Way back in 1991, Ötzi the Iceman was discovered mummified in the Alps. Although he’s been dead for a good 5,300 years, he’s incredibly well-preserved, which has given researchers unique glimpse into what life might have been like five millenia ago. Recently, Ötzi was found to be lactose intolerant and pre-disposed to heart disease, but that may not be the end of his secrets. Upon very, very close inspection, scientists have now found intact red blood cells in a wound on Ötzi’s shoulder, the oldest known intact red blood cells in existence.
When Ötzi was originally found, his body was thought to be completely devoid of blood. The fact that his blood vessels were completely empty lead researchers to believe that the blood had just decayed away completely. Now, a paper in the Journal of the Royal Society Interface outlines how scientists using atomic force microscopy were able to find blood residue and fibrin in the Iceman’s shoulder wound including intact red blood cells.

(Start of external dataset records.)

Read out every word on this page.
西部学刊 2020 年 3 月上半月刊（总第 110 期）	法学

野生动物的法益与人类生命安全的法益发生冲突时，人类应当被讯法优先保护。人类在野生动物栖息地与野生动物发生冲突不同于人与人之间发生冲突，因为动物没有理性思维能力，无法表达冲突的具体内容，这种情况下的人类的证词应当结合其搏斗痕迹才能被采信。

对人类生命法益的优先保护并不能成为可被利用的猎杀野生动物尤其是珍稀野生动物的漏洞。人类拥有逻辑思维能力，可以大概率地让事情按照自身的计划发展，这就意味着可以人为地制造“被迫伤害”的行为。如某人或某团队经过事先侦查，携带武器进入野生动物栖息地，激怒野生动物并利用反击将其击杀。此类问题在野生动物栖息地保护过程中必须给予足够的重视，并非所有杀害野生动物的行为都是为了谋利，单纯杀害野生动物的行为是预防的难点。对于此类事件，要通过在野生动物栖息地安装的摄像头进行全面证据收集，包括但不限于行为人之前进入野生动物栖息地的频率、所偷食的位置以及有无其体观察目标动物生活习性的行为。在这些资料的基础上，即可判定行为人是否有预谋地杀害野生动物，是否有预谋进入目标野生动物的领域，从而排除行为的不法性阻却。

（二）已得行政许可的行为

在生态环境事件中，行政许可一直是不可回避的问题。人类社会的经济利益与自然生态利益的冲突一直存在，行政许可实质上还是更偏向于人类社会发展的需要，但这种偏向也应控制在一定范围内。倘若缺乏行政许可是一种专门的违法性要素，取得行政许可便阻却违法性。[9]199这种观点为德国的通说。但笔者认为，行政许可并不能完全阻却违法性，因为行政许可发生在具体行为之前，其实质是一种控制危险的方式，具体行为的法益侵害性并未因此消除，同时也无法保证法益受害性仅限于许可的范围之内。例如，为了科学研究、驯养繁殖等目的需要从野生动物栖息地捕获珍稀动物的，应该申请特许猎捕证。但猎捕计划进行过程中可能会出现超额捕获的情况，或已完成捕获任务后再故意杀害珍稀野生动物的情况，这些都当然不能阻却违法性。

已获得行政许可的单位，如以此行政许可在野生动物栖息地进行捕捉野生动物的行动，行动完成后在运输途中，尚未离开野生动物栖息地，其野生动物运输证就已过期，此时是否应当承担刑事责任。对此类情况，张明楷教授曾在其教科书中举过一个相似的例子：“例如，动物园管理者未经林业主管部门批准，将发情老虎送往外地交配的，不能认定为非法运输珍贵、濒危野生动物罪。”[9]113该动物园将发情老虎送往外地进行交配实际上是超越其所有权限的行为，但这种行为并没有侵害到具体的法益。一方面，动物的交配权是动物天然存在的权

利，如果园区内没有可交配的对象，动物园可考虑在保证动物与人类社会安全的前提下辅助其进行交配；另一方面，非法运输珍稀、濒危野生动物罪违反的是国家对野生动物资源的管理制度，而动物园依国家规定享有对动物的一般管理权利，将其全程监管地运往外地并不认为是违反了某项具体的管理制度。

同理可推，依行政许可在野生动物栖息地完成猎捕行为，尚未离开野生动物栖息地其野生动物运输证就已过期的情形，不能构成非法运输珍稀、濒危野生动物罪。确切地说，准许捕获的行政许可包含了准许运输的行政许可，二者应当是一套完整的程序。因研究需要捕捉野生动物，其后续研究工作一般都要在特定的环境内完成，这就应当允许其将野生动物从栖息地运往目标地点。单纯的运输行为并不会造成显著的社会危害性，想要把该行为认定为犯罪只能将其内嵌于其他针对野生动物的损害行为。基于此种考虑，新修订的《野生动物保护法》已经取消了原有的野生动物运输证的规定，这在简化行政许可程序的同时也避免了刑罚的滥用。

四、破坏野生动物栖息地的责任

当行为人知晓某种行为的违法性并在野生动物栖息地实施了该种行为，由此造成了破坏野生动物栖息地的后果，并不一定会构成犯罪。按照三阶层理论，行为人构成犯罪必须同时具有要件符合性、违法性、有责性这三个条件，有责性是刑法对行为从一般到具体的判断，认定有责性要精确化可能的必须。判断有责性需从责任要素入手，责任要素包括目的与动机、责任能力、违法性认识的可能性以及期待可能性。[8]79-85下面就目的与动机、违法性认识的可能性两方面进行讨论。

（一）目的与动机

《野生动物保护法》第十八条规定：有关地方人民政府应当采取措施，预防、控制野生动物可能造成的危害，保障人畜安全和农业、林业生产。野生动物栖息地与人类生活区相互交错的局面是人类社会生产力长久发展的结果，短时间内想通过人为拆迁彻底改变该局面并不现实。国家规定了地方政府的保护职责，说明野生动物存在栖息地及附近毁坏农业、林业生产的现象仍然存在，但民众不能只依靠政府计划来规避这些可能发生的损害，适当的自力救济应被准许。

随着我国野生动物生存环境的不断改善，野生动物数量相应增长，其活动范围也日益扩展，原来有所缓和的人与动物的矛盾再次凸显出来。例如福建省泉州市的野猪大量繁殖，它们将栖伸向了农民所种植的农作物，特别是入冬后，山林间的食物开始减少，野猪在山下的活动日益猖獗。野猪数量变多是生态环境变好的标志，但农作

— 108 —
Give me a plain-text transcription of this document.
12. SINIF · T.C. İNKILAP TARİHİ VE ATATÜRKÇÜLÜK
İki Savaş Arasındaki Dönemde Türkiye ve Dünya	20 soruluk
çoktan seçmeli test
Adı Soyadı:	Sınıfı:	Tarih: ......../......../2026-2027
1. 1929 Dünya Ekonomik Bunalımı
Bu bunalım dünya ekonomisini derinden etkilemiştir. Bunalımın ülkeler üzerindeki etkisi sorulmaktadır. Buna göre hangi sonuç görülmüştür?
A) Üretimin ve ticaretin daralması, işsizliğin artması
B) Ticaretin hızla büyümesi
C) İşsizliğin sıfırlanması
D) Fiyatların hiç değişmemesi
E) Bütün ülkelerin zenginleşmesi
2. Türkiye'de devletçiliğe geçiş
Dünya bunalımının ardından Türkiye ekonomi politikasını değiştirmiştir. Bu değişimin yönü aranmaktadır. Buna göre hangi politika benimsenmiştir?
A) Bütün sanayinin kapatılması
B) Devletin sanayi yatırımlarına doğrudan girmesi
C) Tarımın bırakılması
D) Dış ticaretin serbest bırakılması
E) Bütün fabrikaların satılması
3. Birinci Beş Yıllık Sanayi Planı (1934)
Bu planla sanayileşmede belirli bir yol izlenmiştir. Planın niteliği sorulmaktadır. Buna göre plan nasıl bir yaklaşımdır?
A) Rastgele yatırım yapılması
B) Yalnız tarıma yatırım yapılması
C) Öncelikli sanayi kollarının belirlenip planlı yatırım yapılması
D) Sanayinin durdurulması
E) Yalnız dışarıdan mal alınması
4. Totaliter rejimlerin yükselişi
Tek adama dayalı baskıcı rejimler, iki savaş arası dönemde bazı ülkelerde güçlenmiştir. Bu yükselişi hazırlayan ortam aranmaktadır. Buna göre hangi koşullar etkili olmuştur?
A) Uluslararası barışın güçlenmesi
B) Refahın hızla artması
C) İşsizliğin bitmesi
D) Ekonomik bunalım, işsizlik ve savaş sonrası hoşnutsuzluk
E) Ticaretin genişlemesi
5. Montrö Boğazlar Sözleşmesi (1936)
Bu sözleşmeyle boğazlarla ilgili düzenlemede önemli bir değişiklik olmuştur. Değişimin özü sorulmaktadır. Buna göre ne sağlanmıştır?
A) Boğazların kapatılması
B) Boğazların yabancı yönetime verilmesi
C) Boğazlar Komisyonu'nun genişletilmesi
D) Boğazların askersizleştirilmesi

Already the discovery yields some interesting knowledge. The prescense of fibrin, a protein required for clotting, strongly suggests that the Iceman’s death was not exactly swift, and that he managed to soldier on for at least a little bit after taking an arrow in the shoulder. Aside from that, there is plenty to be learned from the ancient blood cells, but that’s going to require a bit more study. Scientists hope that an in-depth examination of the cells’ molecular structure after years of aging and dehydration can be applied to forensic science, improving the accuracy with which we can determine the age of blood that’s not quite as old.
For someone who’s over 5,000 years old, Ötzi is doing a fantastic job of managing to stay relevant. You’d think that this long after his discovery, he’d be out of secrets, but he’s proving to be quite the mysterious fellow. Talk about an enduring legacy.